If persons not directly concerned in the ten thousand dollar legacy were surprised what word can adequately describe the emotion of Martin Landis when Amanda’s verbal report of it was duly confirmed by a legal notice from the lawyer!
“Good guns, Mom!” the man said in astonishment. “I can’t make it out! I can’t get head nor tail out the thing. What ailed Becky, anyhow? To do a thing like that! I feel kinda mean takin’ so much money. It ought to go to Amos and Mary. They got five thousand apiece and somebody said the farms will bring more than Becky thought and by the time they are sold and everything divided Amos and Mary will get about eleven thousand each. It’s right for them to get it, but it don’t seem right for me to have it.”

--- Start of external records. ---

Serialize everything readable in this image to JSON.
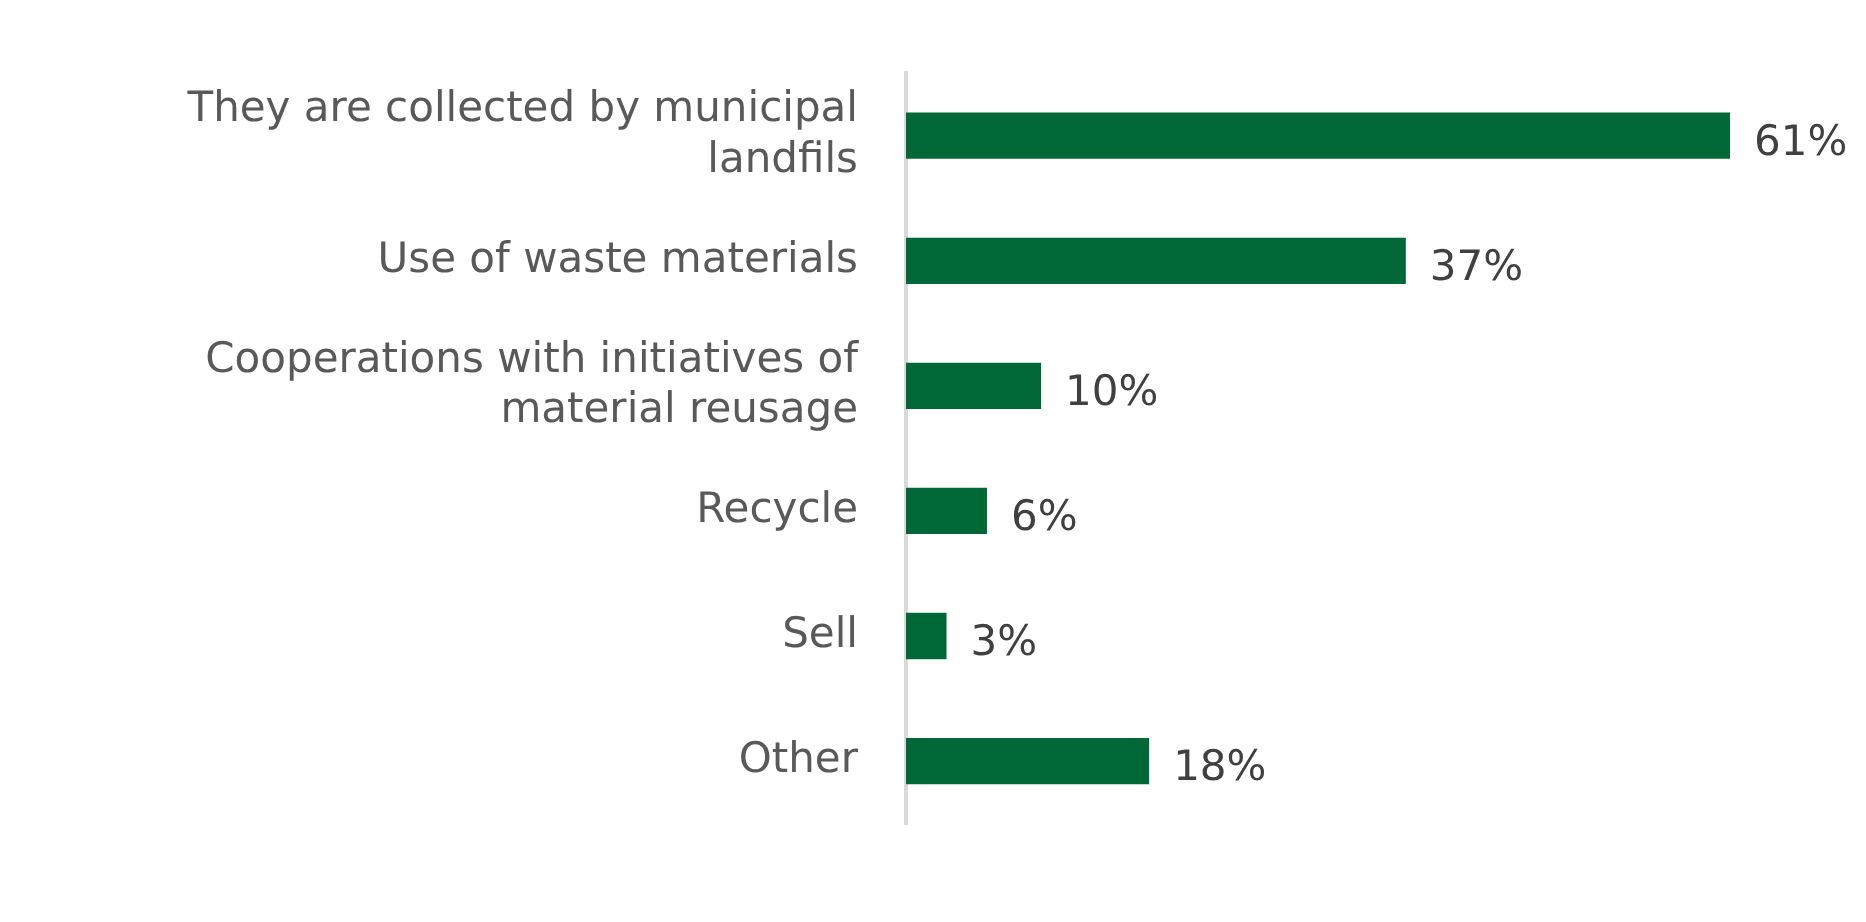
{
  "chart_data": {
    "type": "bar",
    "orientation": "horizontal",
    "tick_labels": "y",
    "categories": [
      "They are collected by municipal landfils",
      "Use of waste materials",
      "Cooperations with initiatives of material reusage",
      "Recycle",
      "Sell",
      "Other"
    ],
    "values": [
      61,
      37,
      10,
      6,
      3,
      18
    ],
    "value_labels": [
      "61%",
      "37%",
      "10%",
      "6%",
      "3%",
      "18%"
    ],
    "color": "#006837",
    "legend": false
  }
}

But Millie soon paid a visit to the Landis home and repeated many of the things Aunt Rebecca had told her those last evenings by the light of the little oil lamp. “She said, Mr. Landis, that one day she was lookin’ at the big Bible and come across an old valentine you sent her when you and she was young. It said on it, ’If I had the world I’d give you half of it.’ And that set her thinkin’ what a nice surprise she could fix up if she’d will you some of her money. And she said, too, that Jonas was a good man but it worried her that she broke off with a poor man to marry a rich one when she liked the poor one best. I guess all that made her so queer and crabbit. She never let on when she was well that she wished she’d married you but when she come to die she didn’t care much if it was found out. You just take that there money and enjoy it; that’s what Rebecca wanted you should do.”
“Yes, I guess she wanted me to have it,” the man said thoughtfully. “But it beats me why she did it. Why, I’d almost forgot that I ever kept company with her and was promised to marry her. It’s so long ago.”
“Men do forget,” said Millie. “I guess it’s the women that remember. But the money’s for you, that’s her will, and she said I should be sure to see that the will is carried out and that the money goes where she said.”
“Yes--we can use it. We’ll be glad for it. I wish I could say thanks to Becky for it. It don’t seem right by Amos and Mary, though.”
“Ach, they don’t need it. They got lots a’ready. The only ones that begrudge it are the relations of Jonas. None of them come to shake up a pillow for poor Rebecca or bring her an orange or get her a drink of water, but they come when the will was read. I just like to see such people get fooled! They wanted a lot and got a little and you didn’t expect nothin’ and look what you got! There’s some nice surprises in the world, for all, ain’t!”